I like living on my own. Actually, I love it. I have been so dependent on other people for so long and I think it was just laziness more than anything. Now I have set up my own computer, changed the shade on my bedroom light, just small things, but small steps bla bla bla!! lol. I do still do most of the cooking for me and Dale but that is my choice and it is always nicer than cooking for one. Besides I love showing off my culinary skills. The other day he said he loved me and would marry me just for my cooking!!! How sweet. Need to fatten the guy up anyway.
It was his birthday last week which can prove a bit of an emotional time for reasons that are just plain private. What we did discuss though is how alone we both feel sometimes. All his friends are up North and he will no longer be a student, so in effect he is losing friends. Lets be honest, how many of us keep in touch with our student flat mates once we have left college? I on the other hand seem to be dwindling in friends. I have certainly gained a valuable couple of friends, but I have also lost a couple of what I thought were good friends....well they don't contact me any more and I know they are very much in touch with Mark still. I must be the bitch from hell as far as they are concerned! Does up set me though as I have been there for them in times of trouble.
So Dale and I are becoming very close, supporting each other. I really enjoy his company. I get him!! I understand where he is coming from especially with his creativity. We have been putting together his portfolio, and I feel very priveleged to be helping him mount his work cause I think it is brilliant! The man just does not know how to take compliments though. He quietly told me that his tutor had said he should be doing a Masters not a degree because his writing was so brilliant....and I have only seen his graphic art!! Multi-talented or what? Some people don't get him for that reason...he is just bloody intelligent and it is their loss if they don't see that.

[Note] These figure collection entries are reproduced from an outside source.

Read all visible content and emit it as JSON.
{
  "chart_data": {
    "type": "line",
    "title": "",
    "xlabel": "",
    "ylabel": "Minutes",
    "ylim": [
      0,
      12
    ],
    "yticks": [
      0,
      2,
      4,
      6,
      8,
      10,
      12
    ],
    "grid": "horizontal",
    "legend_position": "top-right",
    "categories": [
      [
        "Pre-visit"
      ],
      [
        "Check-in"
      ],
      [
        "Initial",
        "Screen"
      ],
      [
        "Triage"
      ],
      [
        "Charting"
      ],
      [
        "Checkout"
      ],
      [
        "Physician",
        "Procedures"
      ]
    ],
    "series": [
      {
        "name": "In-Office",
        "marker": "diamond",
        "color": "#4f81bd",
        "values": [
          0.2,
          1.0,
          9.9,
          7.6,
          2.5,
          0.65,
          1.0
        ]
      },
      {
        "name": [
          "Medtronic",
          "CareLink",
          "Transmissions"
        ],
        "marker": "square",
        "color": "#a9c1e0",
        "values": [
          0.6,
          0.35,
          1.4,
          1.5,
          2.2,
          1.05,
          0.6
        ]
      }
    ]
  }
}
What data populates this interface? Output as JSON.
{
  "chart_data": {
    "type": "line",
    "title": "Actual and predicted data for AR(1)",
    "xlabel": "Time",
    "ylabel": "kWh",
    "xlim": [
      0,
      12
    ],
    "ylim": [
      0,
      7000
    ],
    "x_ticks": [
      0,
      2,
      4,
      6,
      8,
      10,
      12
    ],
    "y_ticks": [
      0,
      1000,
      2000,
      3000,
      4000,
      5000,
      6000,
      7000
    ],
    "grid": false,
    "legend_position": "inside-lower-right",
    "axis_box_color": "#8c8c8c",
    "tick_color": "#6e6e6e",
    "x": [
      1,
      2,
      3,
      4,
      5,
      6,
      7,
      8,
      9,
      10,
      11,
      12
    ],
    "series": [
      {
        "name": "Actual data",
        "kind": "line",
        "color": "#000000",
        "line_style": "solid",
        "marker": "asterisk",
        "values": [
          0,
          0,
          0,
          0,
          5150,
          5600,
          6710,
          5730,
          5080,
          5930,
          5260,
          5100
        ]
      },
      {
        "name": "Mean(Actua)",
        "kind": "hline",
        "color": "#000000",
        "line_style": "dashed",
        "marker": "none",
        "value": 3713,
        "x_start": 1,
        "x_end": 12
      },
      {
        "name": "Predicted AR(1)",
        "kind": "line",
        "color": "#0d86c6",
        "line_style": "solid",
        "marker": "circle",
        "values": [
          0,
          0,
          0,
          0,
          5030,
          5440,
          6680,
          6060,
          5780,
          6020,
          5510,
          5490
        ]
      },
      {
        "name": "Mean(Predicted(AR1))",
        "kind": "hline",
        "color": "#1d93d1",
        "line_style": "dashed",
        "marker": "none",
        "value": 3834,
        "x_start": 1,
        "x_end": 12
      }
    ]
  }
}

Although I am working all weekend, I always get that Friday feeling and look forward to it very much. Most evenings of late, if I have not been chatting with Dale I am in my room listening to music on my computer with the headphones he has lent me. I stand in front of the mirror and boogie my ass off!! I think I am re-living my teenage years again...and not having to worry about others for a change. (minus the hair brush microphone!) Selfish Theresa is my new name and selfish I will be!!! It is new to me and positive to me too.